Abstract

With the recent advances in mobile sensing, computing, and communication technologies, mobile cyber–physical systems (MCPSs) become a promising networking paradigm that provides mobile users with various applications and services from cyber space to the physical world. One of the main challenges in the MCPSs is to defend security threats launched by adversaries. Exploiting security services to defend threats is energy consuming, whereas the energy of mobile devices is generally limited since most of mobile devices are battery powered. This necessitates the need to design new methodologies to tackle the tradeoff between security and energy of MCPSs.

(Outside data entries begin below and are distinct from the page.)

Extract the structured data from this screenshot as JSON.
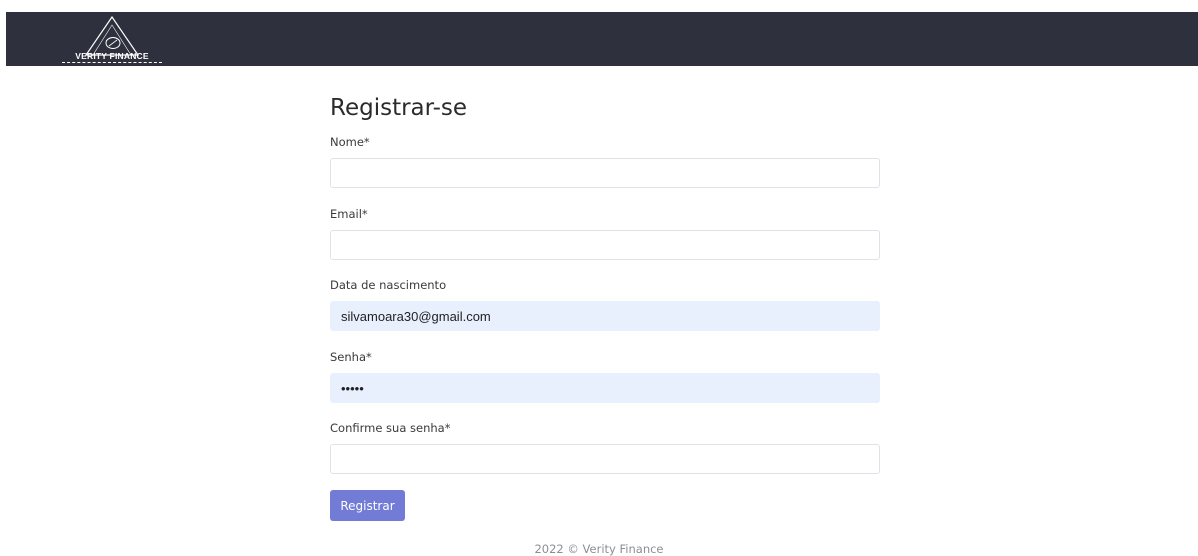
{
  "header": {
    "logo_text": "VERITY FINANCE"
  },
  "form": {
    "title": "Registrar-se",
    "fields": [
      {
        "label": "Nome*",
        "value": "",
        "type": "text"
      },
      {
        "label": "Email*",
        "value": "",
        "type": "text"
      },
      {
        "label": "Data de nascimento",
        "value": "silvamoara30@gmail.com",
        "type": "text"
      },
      {
        "label": "Senha*",
        "value": "•••••",
        "type": "password"
      },
      {
        "label": "Confirme sua senha*",
        "value": "",
        "type": "password"
      }
    ],
    "submit_label": "Registrar"
  },
  "footer": {
    "text": "2022 © Verity Finance"
  },
  "colors": {
    "topbar": "#2e303d",
    "button": "#727cd6",
    "autofill": "#e8f0fe"
  }
}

To this end, this article aims to maximize MCPSs’ security under the constraints of energy and deadline. In this article, we first formulate the MCPS security maximization problem as a mixed-integer nonlinear programming (MINLP) problem and then transform it into a mixed-integer linear programming (MILP) problem without performance degradation. To solve the transformed MILP problem efficiently, we propose a decomposed algorithm to derive the optimum task scheduling solution instead of using MILP solvers that may be very time consuming for MCPSs of large granularity. The derived task scheduling solution decides the assignment, operating frequency, execution order, as well as security service selection for all tasks. We implement a series of simulation-based experiments to validate the proposed decomposed task scheduling scheme. Simulation results demonstrate that the proposed scheme increases system security level by 20.38% and 65.11% on average as compared to a state-of-art approach and a baseline method.